The BIOS drive ID specifies the drive ID slot that is used locally to attach the drive to the system.

The image name is internally concatenated with the MAC address of the hardware platform instance used while testing. That means if the MAC address of the machine is 01:23:45:67:89:ab and the image name in the config is foobar then the resulting target name is 01-23-45-67-89-ab-foobar. Therefore, the iscsi definition from the config itself is machine agnostic.

In order for such an image name to exist, the administrator of the iSCSI service must create one image per hardware platform instance. This way, no two hardware platform instances can manipulate the same image concurrently. If a machine switches its boot source type (UEFI to legacy BIOS or back), the image must be changed as well.

For more information on the underlying mechanism see the documentation for attaching SAN devices of the iPXE project.

In order to debug iSCSI errors, have a look at the Boot Config section of the boot item in the Web UI that is failing to attach an iSCSI target, and inspect the resulting iSCSI load line.

Hardware Platform Specific Variables

It is possible to parametrize exec and load lines with hardware platform specific variables.

The administrator of a SoTest cluster can configure such variables per hardware platform instance. Configured variables can be accessed using the following syntax: @{variable_name} if the variable in the hardware platform configuration is variable_name.

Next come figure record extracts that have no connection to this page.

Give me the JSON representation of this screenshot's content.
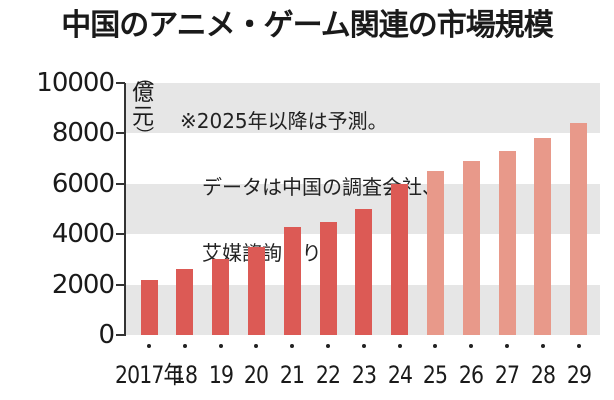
{
  "title": "中国のアニメ・ゲーム関連の市場規模",
  "unit_label": "億元",
  "unit_label_chars": [
    "（",
    "億",
    "元",
    "）"
  ],
  "note": {
    "line1": "※2025年以降は予測。",
    "line2": "データは中国の調査会社、",
    "line3": "艾媒諮詢より"
  },
  "colors": {
    "actual": "#dc5a55",
    "forecast": "#e8998a",
    "band": "#e6e6e6",
    "axis": "#333333"
  },
  "chart_data": {
    "type": "bar",
    "title": "中国のアニメ・ゲーム関連の市場規模",
    "xlabel": "",
    "ylabel": "億元",
    "ylim": [
      0,
      10000
    ],
    "yticks": [
      0,
      2000,
      4000,
      6000,
      8000,
      10000
    ],
    "ytick_labels": [
      "0",
      "2000",
      "4000",
      "6000",
      "8000",
      "10000"
    ],
    "grid": "alternating horizontal gray bands",
    "categories": [
      "2017年",
      "18",
      "19",
      "20",
      "21",
      "22",
      "23",
      "24",
      "25",
      "26",
      "27",
      "28",
      "29"
    ],
    "years": [
      2017,
      2018,
      2019,
      2020,
      2021,
      2022,
      2023,
      2024,
      2025,
      2026,
      2027,
      2028,
      2029
    ],
    "values": [
      2200,
      2600,
      3000,
      3500,
      4300,
      4500,
      5000,
      6000,
      6500,
      6900,
      7300,
      7800,
      8400
    ],
    "forecast_from": 2025,
    "annotations": [
      "※2025年以降は予測。データは中国の調査会社、艾媒諮詢より"
    ],
    "legend": null
  }
}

Example: In order to boot the same Linux kernel on multiple hardware platforms that each have different serial ports and baudrates, the following configuration would parametrize the boot item accordingly:

  - name: Linux kernel compile test
        exec: kernels/linux-5.3.8.bzImage console=@{serialport},@{serialbaudrate}

If a variable is not defined for the executing hardware platform, the boot item fails.